Contexto das tarifas e da resposta brasileira

As tarifas impostas pelos Estados Unidos sobre produtos oriundos do Brasil foram confirmadas em julho do ano passado, sob a gestão do ex-presidente Donald Trump, afetando especialmente o setor industrial nacional. Em resposta, o Brasil recorreu à Organização Mundial do Comércio (OMC) para contestar o que considera práticas comerciais injustificadas e entrou em vigor a chamada Lei de Reciprocidade, aprovada de forma unânime pelo Congresso Nacional e sancionada pelo presidente Luiz Inácio Lula da Silva em 2025.

A legislação permite que o Brasil responda de maneira equivalente a países que impõem barreiras ou tarifas comerciais julgadas desleais. Ela prevê contramedidas provisórias e ordinárias, dependendo da urgência e do impacto econômico das medidas adotadas pela nação estrangeira.

Procedimentos e trâmites internos

Segundo regulamentação publicada em julho do ano passado, contramedidas podem ser adotadas rapidamente caso sejam consideradas provisórias — neste caso, por decisão de um comitê interministerial, inclusive com consulta a representantes do setor privado. Já contramedidas ordinárias passam pelo Comitê-Executivo de Gestão da Câmara de Comércio Exterior (Camex) e devem ser submetidas a consulta pública de até 30 dias, além de considerarem o setor afetado e o impacto nas exportações brasileiras.
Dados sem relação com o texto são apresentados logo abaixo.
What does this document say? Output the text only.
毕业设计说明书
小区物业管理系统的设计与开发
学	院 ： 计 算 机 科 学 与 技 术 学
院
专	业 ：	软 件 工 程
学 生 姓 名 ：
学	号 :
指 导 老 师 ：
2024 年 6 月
A decisão final sobre a implementação de contramedidas cabe ao Conselho Estratégico da Camex, que pode adiar sua aplicação caso haja avanços nas negociações diplomáticas. Além disso, o Itamaraty é responsável por coordenar consultas diplomáticas e apresentar relatórios periódicos sobre o andamento das conversas bilaterais.
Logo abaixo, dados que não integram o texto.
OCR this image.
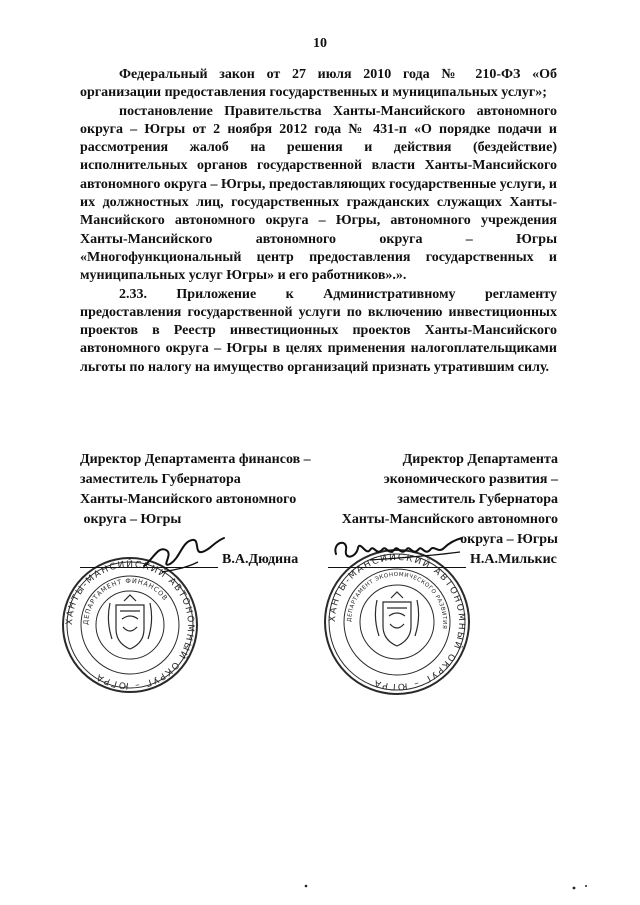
10

Федеральный закон от 27 июля 2010 года № 210-ФЗ «Об организации предоставления государственных и муниципальных услуг»;

постановление Правительства Ханты-Мансийского автономного округа – Югры от 2 ноября 2012 года № 431-п «О порядке подачи и рассмотрения жалоб на решения и действия (бездействие) исполнительных органов государственной власти Ханты-Мансийского автономного округа – Югры, предоставляющих государственные услуги, и их должностных лиц, государственных гражданских служащих Ханты-Мансийского автономного округа – Югры, автономного учреждения Ханты-Мансийского автономного округа – Югры «Многофункциональный центр предоставления государственных и муниципальных услуг Югры» и его работников».».

2.33. Приложение к Административному регламенту предоставления государственной услуги по включению инвестиционных проектов в Реестр инвестиционных проектов Ханты-Мансийского автономного округа – Югры в целях применения налогоплательщиками льготы по налогу на имущество организаций признать утратившим силу.

Директор Департамента финансов –
заместитель Губернатора
Ханты-Мансийского автономного
округа – Югры
Директор Департамента
экономического развития –
заместитель Губернатора
Ханты-Мансийского автономного
округа – Югры
ХАНТЫ-МАНСИЙСКИЙ АВТОНОМНЫЙ ОКРУГ – ЮГРА
ДЕПАРТАМЕНТ ФИНАНСОВ
В.А.Дюдина
ХАНТЫ-МАНСИЙСКИЙ АВТОНОМНЫЙ ОКРУГ – ЮГРА
ДЕПАРТАМЕНТ ЭКОНОМИЧЕСКОГО РАЗВИТИЯ
Н.А.Милькис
Posicionamento do governo brasileiro

Em nota oficial, o governo afirmou que o início dos trâmites reflete a disposição do Brasil de privilegiar o diálogo e a negociação, sem abrir mão da defesa dos interesses nacionais. "As consultas diplomáticas visam mitigar ou anular os efeitos das medidas e das contramedidas previstas na Lei da Reciprocidade Econômica, reforçando o compromisso brasileiro com a solução negociada de controvérsias", destacou o Ministério das Relações Exteriores.

O governo também reiterou que apresentou argumentos e provas que refutam alegações americanas sobre supostas práticas desleais do Brasil no comércio internacional. Conforme a nota oficial, "as tarifas norte-americanas são injustificadas e arbitrárias, e o Brasil continuará defendendo sua posição em todas as instâncias cabíveis".

Próximos passos e impacto

A expectativa é que as consultas diplomáticas sejam realizadas nas próximas semanas, podendo resultar em uma solução negociada que reverta as sobretaxas impostas atualmente. Caso contrário, o Brasil poderá implementar medidas de reciprocidade, impactando, potencialmente, produtos americanos em solo brasileiro.

A movimentação sinaliza um posicionamento firme do país na defesa do comércio exterior e pode influenciar a dinâmica das relações Brasil-EUA, principalmente no âmbito de exportações industriais e agrícolas.